On the drawing board: Shoreditch Highgate Hotel tower by Gensler



In London, stack is back. Shoreditch High Street is the site for a 105m-high tower of stacked volumes, provisionally called the Shoreditch Highgate Hotel after the New York-based developer Highgate Hotels. The 29,600 sq m building will house a 200-room hotel, retail, events space and offices, some aimed at the tech startup sector. The base aims to bring Shoreditch streetlife into the building. Gensler’s principal and practice area leader for tall buildings Lukasz Platkowski and associate Valeria Segovia had a stack of answers about it for Herbert Wright.

What was the initial inspiration for the design?
Valerie Segovia: The area has a lot of similarities with what the client had in mind — the Meat Packing District in New York, poor and trendy. The site is super-interesting, shaped by infrastructure, so it has awkwardly shaped edges. It’s in an area of change. It’s really busy, it’s vibrant. Neither client nor planners were looking for a glassy building that looked commercial; they were looking for something that related to the look of Shoreditch.

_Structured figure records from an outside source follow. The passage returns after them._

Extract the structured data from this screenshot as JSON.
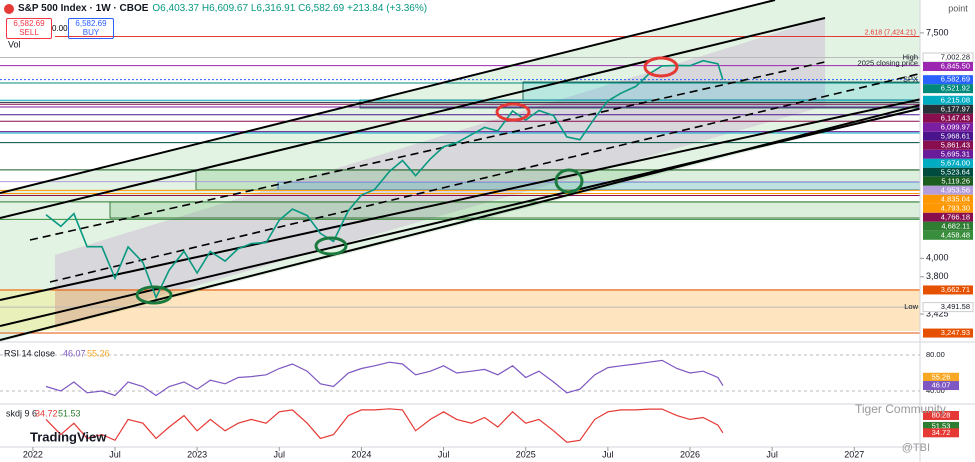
{
  "header": {
    "symbol": "S&P 500 Index · 1W · CBOE",
    "ohlc": "O6,403.37 H6,609.67 L6,316.91 C6,582.69 +213.84 (+3.36%)",
    "sell_price": "6,582.69",
    "sell_label": "SELL",
    "spread": "0.00",
    "buy_price": "6,582.69",
    "buy_label": "BUY",
    "volume_label": "Vol"
  },
  "price_chart": {
    "unit": "point",
    "log_scale": true,
    "ylim": [
      3168,
      8220
    ],
    "xlim": [
      2021.8,
      2027.4
    ],
    "yticks": [
      {
        "value": 7500,
        "label": "7,500"
      },
      {
        "value": 4000,
        "label": "4,000"
      },
      {
        "value": 3800,
        "label": "3,800"
      },
      {
        "value": 3425,
        "label": "3,425"
      }
    ],
    "xticks": [
      {
        "value": 2022,
        "label": "2022"
      },
      {
        "value": 2022.5,
        "label": "Jul"
      },
      {
        "value": 2023,
        "label": "2023"
      },
      {
        "value": 2023.5,
        "label": "Jul"
      },
      {
        "value": 2024,
        "label": "2024"
      },
      {
        "value": 2024.5,
        "label": "Jul"
      },
      {
        "value": 2025,
        "label": "2025"
      },
      {
        "value": 2025.5,
        "label": "Jul"
      },
      {
        "value": 2026,
        "label": "2026"
      },
      {
        "value": 2026.5,
        "label": "Jul"
      },
      {
        "value": 2027,
        "label": "2027"
      }
    ],
    "x": [
      2022.08,
      2022.17,
      2022.25,
      2022.33,
      2022.42,
      2022.5,
      2022.58,
      2022.67,
      2022.75,
      2022.83,
      2022.92,
      2023.0,
      2023.08,
      2023.17,
      2023.25,
      2023.33,
      2023.42,
      2023.5,
      2023.58,
      2023.67,
      2023.75,
      2023.83,
      2023.92,
      2024.0,
      2024.08,
      2024.17,
      2024.25,
      2024.33,
      2024.42,
      2024.5,
      2024.58,
      2024.67,
      2024.75,
      2024.83,
      2024.92,
      2025.0,
      2025.08,
      2025.17,
      2025.25,
      2025.33,
      2025.42,
      2025.5,
      2025.58,
      2025.67,
      2025.75,
      2025.83,
      2025.92,
      2026.0,
      2026.08,
      2026.17,
      2026.2
    ],
    "closes": [
      4516,
      4374,
      4530,
      4132,
      4132,
      3785,
      4130,
      3955,
      3586,
      3872,
      4080,
      3840,
      4077,
      3970,
      4109,
      4169,
      4180,
      4450,
      4589,
      4508,
      4288,
      4194,
      4568,
      4770,
      4846,
      5096,
      5254,
      5036,
      5278,
      5460,
      5522,
      5648,
      5762,
      5705,
      6032,
      5882,
      6041,
      5955,
      5612,
      5569,
      5912,
      6205,
      6339,
      6460,
      6688,
      6840,
      6849,
      6845,
      6940,
      6880,
      6582.69
    ],
    "color": "#089981",
    "levels": [
      {
        "value": 7424.21,
        "label": "2.618 (7,424.21)",
        "color": "#e53935"
      },
      {
        "value": 7002.28,
        "label": "7,002.28",
        "tag": "High",
        "color": "#ffffff"
      },
      {
        "value": 6845.5,
        "label": "6,845.50",
        "tag": "2025 closing price",
        "color": "#9c27b0"
      },
      {
        "value": 6582.69,
        "label": "6,582.69",
        "tag": "SPX",
        "color": "#2962ff"
      },
      {
        "value": 6521.92,
        "label": "6,521.92",
        "color": "#00897b"
      },
      {
        "value": 6215.08,
        "label": "6,215.08",
        "color": "#00acc1"
      },
      {
        "value": 6177.97,
        "label": "6,177.97",
        "color": "#263238"
      },
      {
        "value": 6147.43,
        "label": "6,147.43",
        "color": "#880e4f"
      },
      {
        "value": 6099.97,
        "label": "6,099.97",
        "color": "#7b1fa2"
      },
      {
        "value": 5968.61,
        "label": "5,968.61",
        "color": "#4a148c"
      },
      {
        "value": 5861.43,
        "label": "5,861.43",
        "color": "#880e4f"
      },
      {
        "value": 5695.31,
        "label": "5,695.31",
        "color": "#6a1b9a"
      },
      {
        "value": 5674,
        "label": "5,674.00",
        "color": "#00acc1"
      },
      {
        "value": 5523.64,
        "label": "5,523.64",
        "color": "#004d40"
      },
      {
        "value": 5119.26,
        "label": "5,119.26",
        "color": "#1b5e20"
      },
      {
        "value": 4953.56,
        "label": "4,953.56",
        "color": "#b39ddb"
      },
      {
        "value": 4835.04,
        "label": "4,835.04",
        "color": "#ff9800"
      },
      {
        "value": 4793.3,
        "label": "4,793.30",
        "color": "#ff9800"
      },
      {
        "value": 4766.18,
        "label": "4,766.18",
        "color": "#880e4f"
      },
      {
        "value": 4682.11,
        "label": "4,682.11",
        "color": "#2e7d32"
      },
      {
        "value": 4458.48,
        "label": "4,458.48",
        "color": "#388e3c"
      },
      {
        "value": 3662.71,
        "label": "3,662.71",
        "color": "#e65100"
      },
      {
        "value": 3491.58,
        "label": "3,491.58",
        "tag": "Low",
        "color": "#ffffff"
      },
      {
        "value": 3247.93,
        "label": "3,247.93",
        "color": "#e65100"
      }
    ]
  },
  "rsi": {
    "title": "RSI 14 close",
    "value_label": "46.07",
    "ma_label": "55.26",
    "ylim": [
      30,
      90
    ],
    "yticks": [
      {
        "value": 80,
        "label": "80.00"
      },
      {
        "value": 40,
        "label": "40.00"
      }
    ],
    "levels": [
      {
        "value": 55.26,
        "label": "55.26",
        "color": "#f9a825"
      },
      {
        "value": 46.07,
        "label": "46.07",
        "color": "#7e57c2"
      }
    ],
    "values": [
      45,
      40,
      50,
      38,
      40,
      35,
      50,
      45,
      35,
      45,
      50,
      42,
      52,
      48,
      55,
      56,
      58,
      65,
      70,
      62,
      48,
      45,
      60,
      65,
      68,
      72,
      70,
      58,
      62,
      68,
      60,
      62,
      64,
      58,
      68,
      55,
      62,
      50,
      38,
      42,
      58,
      66,
      68,
      70,
      72,
      74,
      65,
      60,
      62,
      55,
      46.07
    ]
  },
  "skdj": {
    "title": "skdj 9 6",
    "k_label": "34.72",
    "d_label": "51.53",
    "ylim": [
      0,
      100
    ],
    "levels": [
      {
        "value": 80.28,
        "label": "80.28",
        "color": "#e53935"
      },
      {
        "value": 51.53,
        "label": "51.53",
        "color": "#2e7d32"
      },
      {
        "value": 34.72,
        "label": "34.72",
        "color": "#e53935"
      }
    ],
    "values": [
      70,
      30,
      60,
      20,
      30,
      15,
      70,
      60,
      20,
      50,
      80,
      40,
      70,
      40,
      60,
      70,
      60,
      90,
      95,
      60,
      20,
      30,
      80,
      95,
      95,
      98,
      95,
      40,
      70,
      90,
      70,
      60,
      75,
      50,
      90,
      60,
      70,
      40,
      10,
      15,
      70,
      90,
      95,
      95,
      97,
      97,
      80,
      70,
      75,
      55,
      34.72
    ]
  },
  "footer": {
    "logo": "TradingView",
    "watermark": "Tiger Community",
    "handle": "@TBI"
  }
}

High-rise ‘stack architecture’ is resurgent, for example in BIG’s WTC2 in New York. Is the Shoreditch tower just responding to a contemporary trend?
VS:
This is a new model for a mixed-use tall building. The form and style is driven by two important aspects. First, it is articulated to host different types of users, shaped in response to programmatic requirements. Secondly, the building is highly contextual, its height is driven by its pivotal point within the Shoreditch Triangle and its proximity to the City cluster. The stacked volumes are orchestrated following the scale, pace, rhythm and physicality of the surrounding Shoreditch buildings.

Valeria Segovia
Valeria Segovia

Lukasz Platkowski: It’s a transition from the sleek towers of the City to the very porous and fragmented Shoreditch. We were not trying to flex our muscles. Sometimes we call it a vertical high street. On the high street, you have different types of building. We turn them 90 degrees and put them one on top of another. Inside-out design means you think about the end user, not that you make a nice shape and try to fit and push people into this space.

What about the facades - why dark glass framed in black steel?
VS: It has the grittiness, rawness and solidity of Shoreditch. Articulated openings take you back to the idea of the factory.

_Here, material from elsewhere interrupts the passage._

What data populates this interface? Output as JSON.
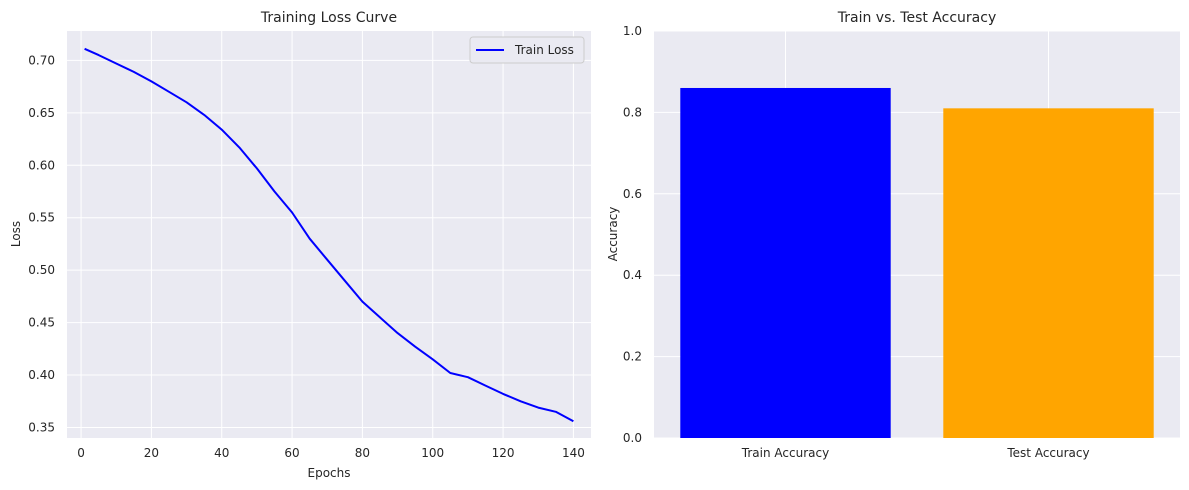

LP: Young office-users see the office as an extension of the house. It needs to be authentic to attract the talent. That’s why the materials are very simple.

Above the base are different types of office and hotel, but what are the public components? And does the tower react to Shoreditch’s nightlife?

VS: The [three level] Market relates to the street, a very public and porous base, and it has no doors, no differentiated spaces. The Shed is where all the public-related programmes of the office will happen. It’s like the belly button of the building.

[Its] terrace level relates to the height of the Tea Building, which is just around the corner. At the top, the Sky Lounge is all about panorama and is open to the public. It’s a 24-hour building. LP: The Market basement can be acoustically separated. We don’t have a car park.

Lukasz Platkowski
Lukasz Platkowski

There are three floors aimed at tech start-ups. How did that inform design?
VS: We always call those floors the creative office. It’s [for] a very different type of user. It’s not about getting as much light as possible. Sometimes these people will need a wall to project on. They need gatherings, they need space for thinking. At level 7, you have the large flexible space, then steps that come down to really integrate the three levels.

LP: The worst place to put the core is in the centre. You want to have a void, an atrium. By putting the core on one side, you have a big open space, then you have space for small companies. We have large, extremely flexible [spaces] for tech sector, and small offices for small companies that just want to rent 20 sq m to 50 sq m.

Did you learn from the One Canada Square co-working project, Level 39?
LP: We had to provide very different spaces, but we had uniform planning depths. At Level 39 you can rent a table by the hour or for three months, or half the floor. We did the Merchandise Mart, Chicago [a co-working incubator floor for 400, called 1871], it works in the same way. Here, it’s about 300 workers in the co-worker space. It can work 24/7.

How the new building will stack up
How the new building will stack up

But what happens when the office market changes and tech start-ups aren’t so hot?
LP: In the future, [it] can be adapted to residential. VS: It’s built to BCO standards, so it could easily allow for the financial or legal sectors.

What do you say to those who say that development is destroying the soul of Shoreditch?
VS: Have you seen what is on the site now? It’s a site that’s not taking advantage of what it can provide to the area. It’s very undeveloped and this provides vibrancy. [The client is] talking about exhibitions in The Shed and maybe having a solid wall, providing access to local graffiti artists. In some of its New York hotels, such as The Quinn and The Knickerbocker, they curate the art.